Although the men of the Own liked to play practical jokes on the Riders, they rarely played them among themselves, and if they did it was on a man who was high up in command, not a lowly officer. It wasn't them. Lerant may have an odd sense of humour, but he'd been with her nearly all day and wouldn't have had the chance to carry bucketfuls of pond water from the pond to her room at the far end of the barracks. Neal had been training all day, and anyway, he knew better than to do anything that could result in the two of them facing each other with pole arms, a match Kel was sure to win. The only person she could think of was Joren.

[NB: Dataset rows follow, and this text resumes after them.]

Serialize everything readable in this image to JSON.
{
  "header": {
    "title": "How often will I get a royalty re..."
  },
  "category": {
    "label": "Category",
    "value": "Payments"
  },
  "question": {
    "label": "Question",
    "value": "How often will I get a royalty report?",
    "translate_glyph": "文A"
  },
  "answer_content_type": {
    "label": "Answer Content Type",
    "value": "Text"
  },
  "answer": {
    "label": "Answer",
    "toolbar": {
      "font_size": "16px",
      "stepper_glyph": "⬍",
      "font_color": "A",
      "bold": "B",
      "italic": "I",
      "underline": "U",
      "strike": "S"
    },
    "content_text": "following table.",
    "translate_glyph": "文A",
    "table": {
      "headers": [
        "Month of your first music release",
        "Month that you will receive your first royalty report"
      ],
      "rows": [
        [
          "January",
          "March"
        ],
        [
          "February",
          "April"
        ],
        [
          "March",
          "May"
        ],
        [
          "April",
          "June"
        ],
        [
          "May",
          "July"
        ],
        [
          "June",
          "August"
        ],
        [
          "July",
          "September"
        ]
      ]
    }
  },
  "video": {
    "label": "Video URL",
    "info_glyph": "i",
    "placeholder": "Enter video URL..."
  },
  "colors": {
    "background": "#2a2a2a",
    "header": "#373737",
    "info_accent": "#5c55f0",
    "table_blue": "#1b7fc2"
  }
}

"I would have thought he was past childish things like this," Kel muttered as she pulled the sheets off of her bed in an effort to determine whether her mattress was damp. But then again, I thought I was past putting frogs in peoples' beds. Raoul had made a comment the day after she and Lerant had sneaked into Joren's rooms and deposited the frog – whom Lerant had named Commander in honour of Raoul, a dubious honour if you asked Kel, but that was Lerant for you – in Joren's bed. Raoul had asked about Lerant's briar induced injuries and Kel had told him that he had dropped some money in the bush and had tried to look for it. When he heard that, he raised an eyebrow and replied 'I wonder if he saw any frogs whilst he was looking for that money.' It wasn't a particularly subtle hint, but Kel considered it a good sign. It obviously meant he thought playing tricks was a harmless pastime, but right now, Kel had decided that tricks were far from harmless when they were being played on her.
Kel stood at the door to Joren's rooms and glared at Lerant. "I still say this is a pretty stupid idea!"

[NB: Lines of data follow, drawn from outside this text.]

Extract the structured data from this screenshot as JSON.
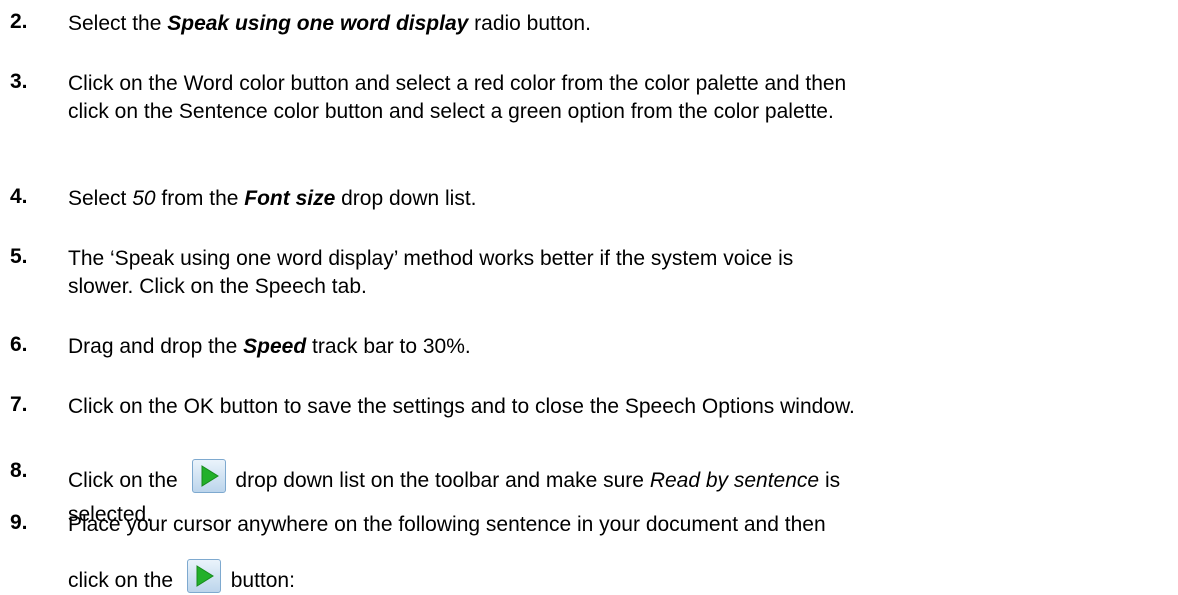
{
  "steps": [
    {
      "number": "2.",
      "lines": [
        [
          {
            "t": "Select the "
          },
          {
            "t": "Speak using one word display",
            "s": "bi"
          },
          {
            "t": " radio button."
          }
        ]
      ]
    },
    {
      "number": "3.",
      "lines": [
        [
          {
            "t": "Click on the "
          },
          {
            "t": "Word color",
            "s": "b"
          },
          {
            "t": " button and select a red color from the color palette and then"
          }
        ],
        [
          {
            "t": "click on the "
          },
          {
            "t": "Sentence color",
            "s": "b"
          },
          {
            "t": " button and select a green option from the color palette."
          }
        ]
      ]
    },
    {
      "number": "4.",
      "lines": [
        [
          {
            "t": "Select "
          },
          {
            "t": "50",
            "s": "i"
          },
          {
            "t": " from the "
          },
          {
            "t": "Font size",
            "s": "bi"
          },
          {
            "t": " drop down list."
          }
        ]
      ]
    },
    {
      "number": "5.",
      "lines": [
        [
          {
            "t": "The ‘Speak using one word display’ method works better if the system voice is"
          }
        ],
        [
          {
            "t": "slower. Click on the Speech tab."
          }
        ]
      ]
    },
    {
      "number": "6.",
      "lines": [
        [
          {
            "t": "Drag and drop the "
          },
          {
            "t": "Speed",
            "s": "bi"
          },
          {
            "t": " track bar to 30%."
          }
        ]
      ]
    },
    {
      "number": "7.",
      "lines": [
        [
          {
            "t": "Click on the "
          },
          {
            "t": "OK",
            "s": "b"
          },
          {
            "t": " button to save the settings and to close the Speech Options window."
          }
        ]
      ]
    },
    {
      "number": "8.",
      "lines": [
        [
          {
            "t": "Click on the "
          },
          {
            "icon": "play-icon"
          },
          {
            "t": " drop down list on the toolbar and make sure "
          },
          {
            "t": "Read by sentence",
            "s": "i"
          },
          {
            "t": " is"
          }
        ],
        [
          {
            "t": "selected."
          }
        ]
      ]
    },
    {
      "number": "9.",
      "lines": [
        [
          {
            "t": "Place your cursor anywhere on the following sentence in your document and then"
          }
        ],
        [
          {
            "t": "click on the "
          },
          {
            "icon": "play-icon"
          },
          {
            "t": " button:"
          }
        ]
      ]
    }
  ],
  "colors": {
    "icon_arrow": "#22b02a",
    "icon_bg_top": "#eaf3fb",
    "icon_bg_bottom": "#bcd5ec"
  }
}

Lerant shrugged and pushed his brown hair out of his eyes and bent down to concentrate on the task in hand.
"I mean, why should we continue this line of pranks?" she asked him. "Why don't we just stop? Don't you think this has been going on long enough?"
From the look she got from Lerant, nearly three months of pranks every week wasn't long enough. This was the stupidest one he had thought up yet, and probably the most dangerous.
Kel sighed. She should have known that Lerant wouldn't give up until Joren did, and he wouldn't give up until Lerant did, it was one of those male conceptions of pride. Kel was fairly certain that Joren knew it was Lerant playing the tricks, but he still continued to target only her. "I'm going to kill Neal," she muttered, more to herself than to Lerant, but he looked up anyway.
"Why Neal?" he asked as he reached for the grease.
"Because it was him who suggested the frog," Kel replied simply. She watched as Lerant greased the hilt of Joren's sword, then his axe and mace. When Joren tried to pick them up, they would simply slide out of his hands, and the harder he gripped them, the faster they would slide.
"Oh, I would have thought of something like that soon enough." Lerant stood and carefully placed Joren's weapons exactly where he got them.
"The sword was on a slightly different angle from the mace," Kel told him. "And I don't care if you would have thought of it sooner or later, I'll still kill Neal. Don't even think of interfering."
Lerant smiled almost condescendingly at her and they walked through the door, shutting it quietly behind them. When they saw Joren on the stairway, they both smiled sweetly at him, and in return he made a universally rude gesture.
"Such a rude boy!" Lerant exclaimed and briefly he sounded so like Kel's mother that she couldn't help but laugh.